ESPN Driving Digital Content To Thwart Cord Cutting

Today's Wall Street Journal offers an in-depth piece on ESPN's strategic approach to the digital landscape.  Cutting to the chase, they recognized that cable revenue was at stake with the rise of streaming video on the web.  And no matter how much you raise your license fees to cover drops in cable subscription, eventually, cord cutting would impact its business.  The result, a digital network/app for cable authenticated customers, called WatchESPN.  "ESPN collects money for the app from pay-TV providers such as cable companies, which pay for the right to offer it to their customers. For ESPN, a second revenue stream comes from advertising on the app. "

Talk about a great extension of its linear channels.  An online app that cable operators pay a monthly license fee to ESPN and then market to its cable subscribers as an extension of their cable service.  And ESPN gets both some subscription revenue and advertising revenue from their digital business. 

Sports fans, especially ESPN fans, are most likely not the households dropping their cable subscriptions.  Consumers that are cord cutting tend to find non-sports content through other platforms.  So ESPN may be seeing loss of subscriber revenue because consumers are cutting off their cable subscriptions, but their ratings remain unchanged as their viewers are not the ones cutting the cord.  Ratings though could eventually drop as the cost of cable service eventually drives even the ardent sports fan away from cable.

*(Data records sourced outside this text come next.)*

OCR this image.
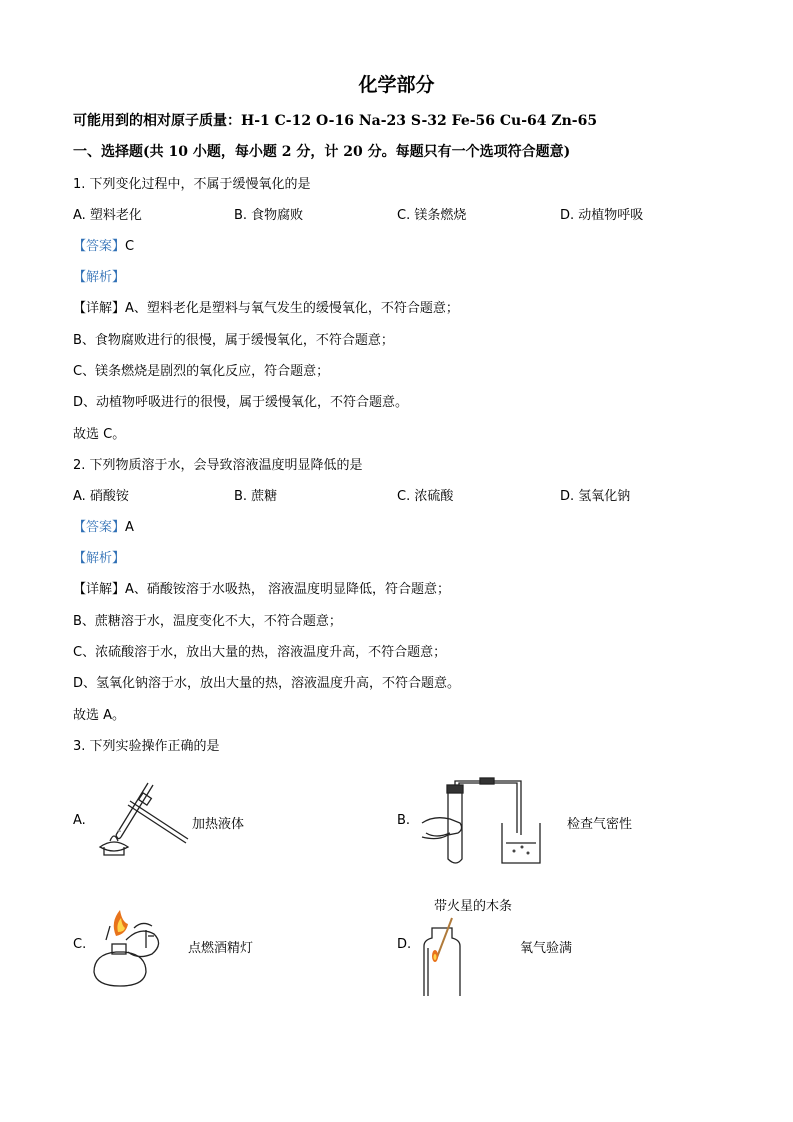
化学部分
可能用到的相对原子质量：H-1 C-12 O-16 Na-23 S-32 Fe-56 Cu-64 Zn-65
一、选择题(共 10 小题，每小题 2 分，计 20 分。每题只有一个选项符合题意)
1. 下列变化过程中，不属于缓慢氧化的是
A. 塑料老化	B. 食物腐败	C. 镁条燃烧	D. 动植物呼吸
【答案】C
【解析】
【详解】A、塑料老化是塑料与氧气发生的缓慢氧化，不符合题意；
B、食物腐败进行的很慢，属于缓慢氧化，不符合题意；
C、镁条燃烧是剧烈的氧化反应，符合题意；
D、动植物呼吸进行的很慢，属于缓慢氧化，不符合题意。
故选 C。
2. 下列物质溶于水，会导致溶液温度明显降低的是
A. 硝酸铵	B. 蔗糖	C. 浓硫酸	D. 氢氧化钠
【答案】A
【解析】
【详解】A、硝酸铵溶于水吸热， 溶液温度明显降低，符合题意；
B、蔗糖溶于水，温度变化不大，不符合题意；
C、浓硫酸溶于水，放出大量的热，溶液温度升高，不符合题意；
D、氢氧化钠溶于水，放出大量的热，溶液温度升高，不符合题意。
故选 A。
3. 下列实验操作正确的是
A.	加热液体	B.	检查气密性
C.	点燃酒精灯
带火星的木条
D.	氧气验满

For now, ESPN has created a smart digital business that retains cable subscribers and keeps cable operators happy while building out an ESPN digital business that could one day become a standalone subscription OTT network.  "ESPN is talking to broadband providers about other Internet products, such as an ultra-high-definition version of its TV channels that would be offered only to people who upgrade to faster tiers of broadband. "  ESPN seems to have found a way to straddle the cable and digital business; hopefully, they can keep their balance as consumers continue to adapt to a digital world.